I was enjoying the serenity of nature and appreciating the beautiful scenery when, with no warning other than a terse “Hold on tight,” he veered off the paved street and onto the rolling hills! What was this? Motocross? I didn’t sign on for this!

Don’t worry. The bike’s modified. It can handle this.

In spite of his reassurance, my heart jumped into my throat and pounded with the force of a sledgehammer. The grinding, protesting motor was revved hard, so the bike’s tires dug into the wild ground covering and roughly launched us through the rocky terrain, kicking up bits of sand and gravel as they sought purchase. Hanging on tightly, I was white-knuckling each dip and turn, so that whole tranquility piece I’d been feeling got shot to hell.

There were several minutes of the bone-jarring ride, and I could feel Ryder’s powerful muscles flexing, adjusting, controlling the powerful, vibrating motor that sent us surging over the land. It seemed like a fight just to stay upright. The rocky part of the ride felt like it took hours, but in all likelihood, it was probably about ten minutes total before we came to a stop and shut down the engine.

It took a moment to realize that we were there, wherever “there” was.

Ryder pulled his helmet off, his thick, dark hair ruffled and damp with sweat.

“You okay?” He spoke quietly over his shoulder.

“Peachy,” I muttered, a little put off that he hadn’t warned me about what I was getting into before we started.

Unclenching my fingers from the death grip I had on him, I looked around to find that we were parked in the middle of nowhere near a canyon wall with rocky, boulder-like outcroppings and a shallow little cave.

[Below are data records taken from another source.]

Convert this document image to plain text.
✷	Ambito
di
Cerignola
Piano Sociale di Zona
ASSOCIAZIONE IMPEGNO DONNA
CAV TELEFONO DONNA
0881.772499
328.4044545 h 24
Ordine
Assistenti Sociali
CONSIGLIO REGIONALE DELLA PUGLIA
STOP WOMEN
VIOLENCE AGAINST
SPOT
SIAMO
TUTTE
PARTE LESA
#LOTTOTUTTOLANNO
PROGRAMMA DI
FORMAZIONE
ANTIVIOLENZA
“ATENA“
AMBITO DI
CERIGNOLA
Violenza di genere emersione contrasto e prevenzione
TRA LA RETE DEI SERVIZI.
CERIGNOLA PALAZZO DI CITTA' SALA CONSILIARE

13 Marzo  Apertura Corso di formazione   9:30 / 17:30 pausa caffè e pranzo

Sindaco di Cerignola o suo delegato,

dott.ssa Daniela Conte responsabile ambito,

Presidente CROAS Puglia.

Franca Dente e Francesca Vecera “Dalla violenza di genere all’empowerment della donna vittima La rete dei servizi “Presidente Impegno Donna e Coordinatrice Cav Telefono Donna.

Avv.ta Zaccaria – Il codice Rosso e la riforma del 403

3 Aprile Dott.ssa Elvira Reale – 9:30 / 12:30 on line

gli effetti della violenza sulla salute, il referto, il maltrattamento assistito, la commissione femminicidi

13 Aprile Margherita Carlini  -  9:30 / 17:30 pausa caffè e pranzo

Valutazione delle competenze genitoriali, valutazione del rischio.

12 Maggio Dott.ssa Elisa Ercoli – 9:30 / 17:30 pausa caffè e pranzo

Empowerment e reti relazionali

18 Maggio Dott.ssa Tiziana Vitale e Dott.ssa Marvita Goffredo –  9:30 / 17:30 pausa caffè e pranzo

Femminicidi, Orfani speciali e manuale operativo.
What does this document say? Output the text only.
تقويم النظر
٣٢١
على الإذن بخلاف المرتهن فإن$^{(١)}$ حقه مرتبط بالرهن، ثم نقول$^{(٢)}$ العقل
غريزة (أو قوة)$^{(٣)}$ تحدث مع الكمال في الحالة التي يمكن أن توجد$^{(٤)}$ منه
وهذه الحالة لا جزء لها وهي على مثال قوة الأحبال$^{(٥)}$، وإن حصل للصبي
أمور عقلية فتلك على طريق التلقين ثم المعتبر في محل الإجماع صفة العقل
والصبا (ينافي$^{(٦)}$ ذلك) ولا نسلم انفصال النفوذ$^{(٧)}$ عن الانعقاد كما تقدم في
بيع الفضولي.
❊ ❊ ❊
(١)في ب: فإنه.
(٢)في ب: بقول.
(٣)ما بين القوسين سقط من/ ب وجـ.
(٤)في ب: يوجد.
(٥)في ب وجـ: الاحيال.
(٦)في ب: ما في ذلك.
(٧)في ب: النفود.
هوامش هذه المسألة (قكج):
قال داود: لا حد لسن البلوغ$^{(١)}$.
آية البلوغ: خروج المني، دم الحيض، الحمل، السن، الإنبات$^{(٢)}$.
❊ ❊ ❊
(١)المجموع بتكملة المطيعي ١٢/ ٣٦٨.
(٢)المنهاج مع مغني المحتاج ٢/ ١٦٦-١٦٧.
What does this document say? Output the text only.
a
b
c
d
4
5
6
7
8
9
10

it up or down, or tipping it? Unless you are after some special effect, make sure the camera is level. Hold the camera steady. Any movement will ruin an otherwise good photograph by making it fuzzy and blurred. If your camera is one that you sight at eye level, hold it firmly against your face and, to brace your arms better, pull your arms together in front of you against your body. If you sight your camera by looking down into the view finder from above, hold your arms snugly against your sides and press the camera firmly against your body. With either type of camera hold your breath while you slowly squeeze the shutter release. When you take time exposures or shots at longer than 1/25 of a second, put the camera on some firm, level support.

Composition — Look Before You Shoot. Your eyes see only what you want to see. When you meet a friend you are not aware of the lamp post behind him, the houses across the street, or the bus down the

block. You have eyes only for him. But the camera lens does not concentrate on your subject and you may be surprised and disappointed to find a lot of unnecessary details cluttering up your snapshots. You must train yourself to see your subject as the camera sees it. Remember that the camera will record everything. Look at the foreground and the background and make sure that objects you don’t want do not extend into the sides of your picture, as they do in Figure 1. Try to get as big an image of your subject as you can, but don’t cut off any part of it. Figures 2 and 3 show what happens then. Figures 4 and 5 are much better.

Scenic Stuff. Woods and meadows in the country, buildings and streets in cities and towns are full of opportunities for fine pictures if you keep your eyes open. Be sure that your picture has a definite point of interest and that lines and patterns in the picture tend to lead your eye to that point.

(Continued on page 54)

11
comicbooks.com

It was no wonder the ride had been so uncomfortable. There wasn’t even a trail where we were parked. There was no even ground, just rock, scrub brush and trees.

What the hell are we doing here?

With the engine off, it was eerily silent except for the quiet whisper of the breeze brushing through the leaves and bushes. We were quite isolated, and though I had to admit the setting was lovely, I had my first misgivings about being so far removed from any other people. Something about coming here was getting my Spidey senses tingling.

“This is where you wanted to go?” I asked hesitantly, pulling off the helmet and looking around as he took it from me.

Ryder turned in his seat and held my gaze. Sounding dictatorial, he demanded, “Trust me.”

He held out his hand, which was kind of symbolic. To take it was to agree to this. I stared at it a moment, noting it was large and bronzed, containing calluses and a few faint scars. With my mental shield already down from calling to him when I was being kidnapped, I tried to see if I could sense any thoughts or feelings coming from him. He was a natural at shielding himself, so I got nothing and released a deep sigh. In that moment, I decided that I’d already jumped down the rabbit hole. I needed to find the bottom in order to reach normal again. Besides, where else was I going to go?

“Here goes...” I murmured, more to reassure myself than anything because, hello, we were deliberately parking in the canyon without another soul in shouting distance.

“You’ll be safe,” he said firmly, reading me expertly. With burning eyes, he vowed, “I won’t let anything happen to you.”

I believed him.

* * *

So here I was. Waiting. Watching. Wondering. What was going to happen next? At this point, my ability to think things through logically was lost to me. This whole situation hadn’t followed a predictable process, but neither had it made sense that Frank might wish death on me.

With an ease that spoke of regular precaution, Ryder gave a sharp look around, scoping the view to make sure no one was lurking about, obviously not wanting to expose what we were doing. He strode determinedly toward one of the larger rocks next to the canyon wall. This meant maneuvering around and over different-sized rocks and boulders, which required balance and full muscle control. Expecting someone his size to be clumsier, I was surprised to discover he moved with grace and agility. He bypassed the small cave.